A Condessa Sangrenta. A húngara do século XVI acusada de torturar e matar centenas de mulheres — e sobre quem a lenda diz que se banhava em sangue de virgens para preservar a juventude. Historiadores discutem o que é fato e o que é ficção posterior. Mas o que interessa à minha personagem não é o crime. É o diagnóstico.
Para ela, Báthory era alguém que ficou tão doente pela dependência de sentir — de sentir poder, de sentir presença, de sentir que existia através do outro — que acabou extrapolando qualquer fronteira do bom senso. Não por maldade calculada. Por uma fome que não sabia mais o que estava devorando.
Cada pessoa que leu a peça me disse a mesma coisa, com variações mínimas:
Era simples. Era pequeno. Era só trocar duas posições.

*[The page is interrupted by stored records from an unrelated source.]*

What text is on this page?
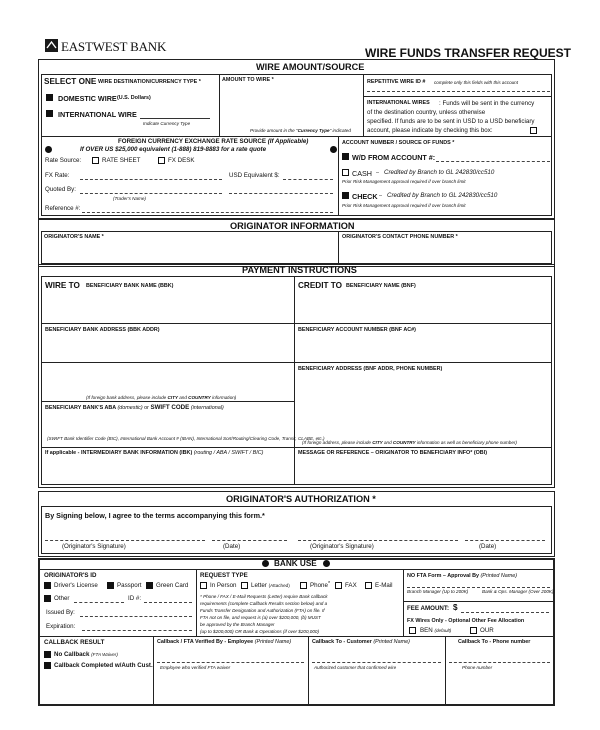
EASTWEST BANK	WIRE FUNDS TRANSFER REQUEST
WIRE AMOUNT/SOURCE
SELECT ONE WIRE DESTINATION/CURRENCY TYPE *
DOMESTIC WIRE (U.S. Dollars)
INTERNATIONAL WIRE
Indicate Currency Type
AMOUNT TO WIRE *
Provide amount in the "Currency Type" indicated
REPETITIVE WIRE ID # complete only this fields with this account
INTERNATIONAL WIRES : Funds will be sent in the currency
of the destination country, unless otherwise
specified. If funds are to be sent in USD to a USD beneficiary
account, please indicate by checking this box:
FOREIGN CURRENCY EXCHANGE RATE SOURCE (If Applicable)
If OVER US $25,000 equivalent (1-888) 819-8883 for a rate quote
Rate Source:	RATE SHEET	FX DESK
FX Rate:	USD Equivalent $:
Quoted By:
(Trader's Name)
Reference #:
ACCOUNT NUMBER / SOURCE OF FUNDS *
W/D FROM ACCOUNT #:
CASH – Credited by Branch to GL 242830/cc510
Prior Risk Management approval required if over branch limit
CHECK – Credited by Branch to GL 242830/cc510
Prior Risk Management approval required if over branch limit
ORIGINATOR INFORMATION
ORIGINATOR'S NAME *	ORIGINATOR'S CONTACT PHONE NUMBER *
PAYMENT INSTRUCTIONS
WIRE TO BENEFICIARY BANK NAME (BBK)	CREDIT TO BENEFICIARY NAME (BNF)
BENEFICIARY BANK ADDRESS (BBK ADDR)
(If foreign bank address, please include CITY and COUNTRY information)
BENEFICIARY ACCOUNT NUMBER (BNF AC#)
BENEFICIARY ADDRESS (BNF ADDR, PHONE NUMBER)
(If foreign address, please include CITY and COUNTRY information as well as beneficiary phone number)
BENEFICIARY BANK'S ABA (domestic) or SWIFT CODE (international)
(SWIFT Bank Identifier Code (BIC), International Bank Account # (IBAN), International Sort/Routing/Clearing Code, Transit, CLABE, etc.)
If applicable - INTERMEDIARY BANK INFORMATION (IBK) (routing / ABA / SWIFT / BIC)	MESSAGE OR REFERENCE – ORIGINATOR TO BENEFICIARY INFO* (OBI)
ORIGINATOR'S AUTHORIZATION *
By Signing below, I agree to the terms accompanying this form.*
(Originator's Signature)	(Date)	(Originator's Signature)	(Date)
BANK USE
ORIGINATOR'S ID
Driver's License	Passport Green Card
Other	ID #:
Issued By:
Expiration:
REQUEST TYPE
In Person Letter (Attached)	Phone * FAX	E-Mail
* Phone / FAX / E-Mail Requests (Letter) require Bank callback
requirements (complete Callback Results section below) and a
Funds Transfer Designation and Authorization (FTA) on file. If
FTA not on file, and request is (a) over $200,000, (b) MUST
be approved by the Branch Manager
(up to $200,000) OR Bank & Operations (if over $200,000)
NO FTA Form – Approval By (Printed Name)
Branch Manager (Up to 200K)	Bank & Ops. Manager (Over 200K)
FEE AMOUNT: $
FX Wires Only - Optional Other Fee Allocation
BEN (default)	OUR
CALLBACK RESULT
No Callback (FTA Waiver)
Callback Completed w/Auth Cust.
Callback / FTA Verified By - Employee (Printed Name)
Employee who verified FTA waiver
Callback To - Customer (Printed Name)
Authorized customer that confirmed wire
Callback To - Phone number
Phone number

Mefistófeles aquecendo o vidro.
Não mudei.
Não por capricho. Não por provocação. Mas porque mudar aquela cena destruiria toda a ideia da peça. A assimetria era o ponto. A direção do poder era o argumento. Inverter seria resolver dramaturgicamente o que a peça propunha deixar em aberto — e desconfortável.

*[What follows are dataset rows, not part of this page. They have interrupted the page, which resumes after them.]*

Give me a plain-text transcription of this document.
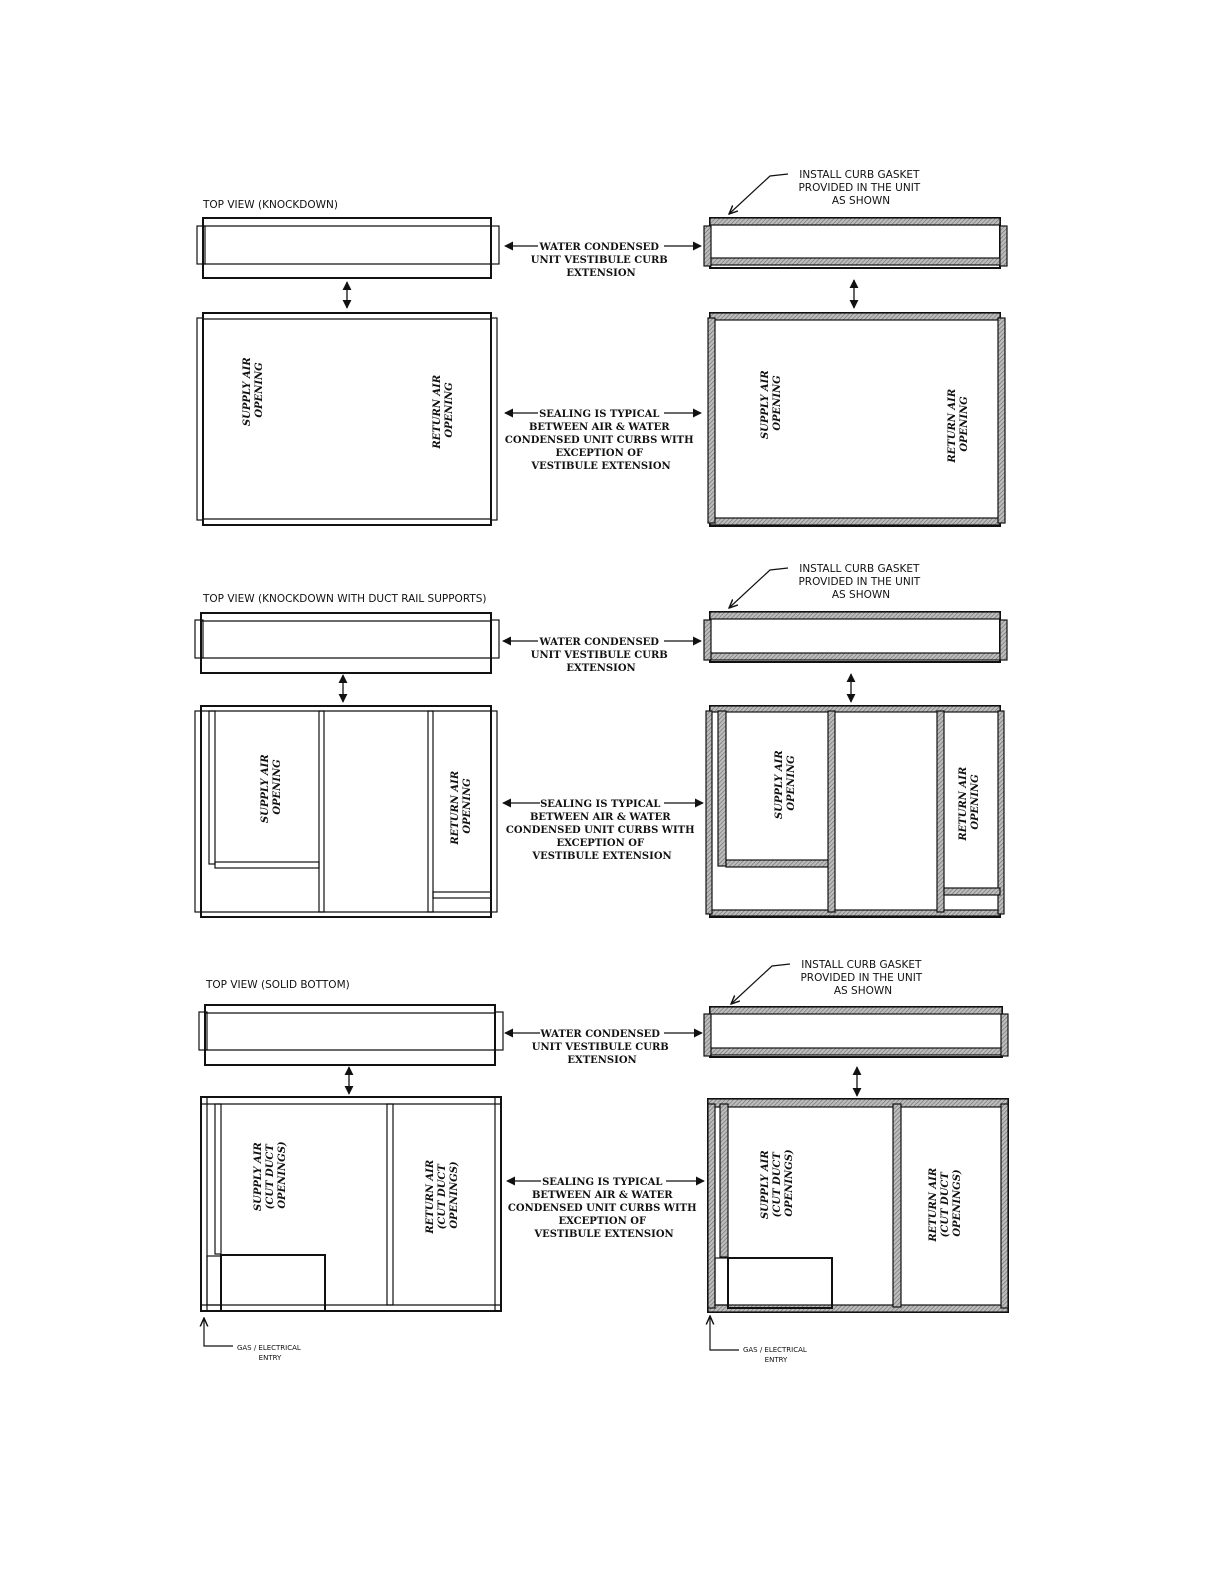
TOP VIEW (KNOCKDOWN)
SUPPLY AIR OPENING	RETURN AIR OPENING
WATER CONDENSED UNIT VESTIBULE CURB EXTENSION
SEALING IS TYPICAL BETWEEN AIR & WATER CONDENSED UNIT CURBS WITH EXCEPTION OF VESTIBULE EXTENSION
INSTALL CURB GASKET PROVIDED IN THE UNIT AS SHOWN
SUPPLY AIR OPENING	RETURN AIR OPENING
TOP VIEW (KNOCKDOWN WITH DUCT RAIL SUPPORTS)
SUPPLY AIR OPENING	RETURN AIR OPENING
WATER CONDENSED UNIT VESTIBULE CURB EXTENSION
SEALING IS TYPICAL BETWEEN AIR & WATER CONDENSED UNIT CURBS WITH EXCEPTION OF VESTIBULE EXTENSION
INSTALL CURB GASKET PROVIDED IN THE UNIT AS SHOWN
SUPPLY AIR OPENING	RETURN AIR OPENING
TOP VIEW (SOLID BOTTOM)
SUPPLY AIR (CUT DUCT OPENINGS)	RETURN AIR (CUT DUCT OPENINGS)
GAS / ELECTRICAL ENTRY
WATER CONDENSED UNIT VESTIBULE CURB EXTENSION
SEALING IS TYPICAL BETWEEN AIR & WATER CONDENSED UNIT CURBS WITH EXCEPTION OF VESTIBULE EXTENSION
INSTALL CURB GASKET PROVIDED IN THE UNIT AS SHOWN
SUPPLY AIR (CUT DUCT OPENINGS)	RETURN AIR (CUT DUCT OPENINGS)
GAS / ELECTRICAL ENTRY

Mudar a cena seria assinar o contrato.
A peça continua no HD até hoje. Não estreou. Provavelmente não vai estrear tão cedo, pelo menos não nos circuitos que me pediram para mudar.

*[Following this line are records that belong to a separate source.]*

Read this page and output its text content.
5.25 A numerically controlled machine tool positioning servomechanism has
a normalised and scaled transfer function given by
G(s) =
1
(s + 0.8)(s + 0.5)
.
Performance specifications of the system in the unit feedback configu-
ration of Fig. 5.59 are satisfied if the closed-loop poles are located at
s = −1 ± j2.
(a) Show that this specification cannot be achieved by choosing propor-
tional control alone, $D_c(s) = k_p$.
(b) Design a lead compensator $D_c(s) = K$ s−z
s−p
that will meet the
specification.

E aqui está o que aprendi com Marlowe sobre isso:
O inferno que ele descreve na peça não é fogo. Não é serpente. Mefistófeles explica isso com uma calma desconcertante — o inferno nos acompanha, ele nos segue por onde andamos. É a ausência. É o vazio deixado por aquilo que você trocou.
O inferno criativo não é a obra que fracassa. É a obra que você alterou para ser aceita — e que por isso nunca foi realmente sua.
Báthory perdeu o limite entre sentir e destruir. Fausto perdeu o limite entre querer e se condenar. Minha personagem feminina enxergava isso com clareza — e mesmo assim continuava pisando na beira do abismo, porque pelo menos lá ela sentia alguma coisa.
Eu prefiro ter uma peça no HD que é exatamente o que eu quis fazer a ter uma peça em cartaz que é a versão de mim que os outros conseguem suportar.
Preste atenção quando a sugestão for pequena demais. Quando parecer razoável demais. Quando a pessoa que oferece parecer estar do seu lado.
O sangue coagula por um motivo.
Às vezes é sinal para parar.
Fausto assinou o contrato com o próprio sangue.
Você pode começar pelo texto.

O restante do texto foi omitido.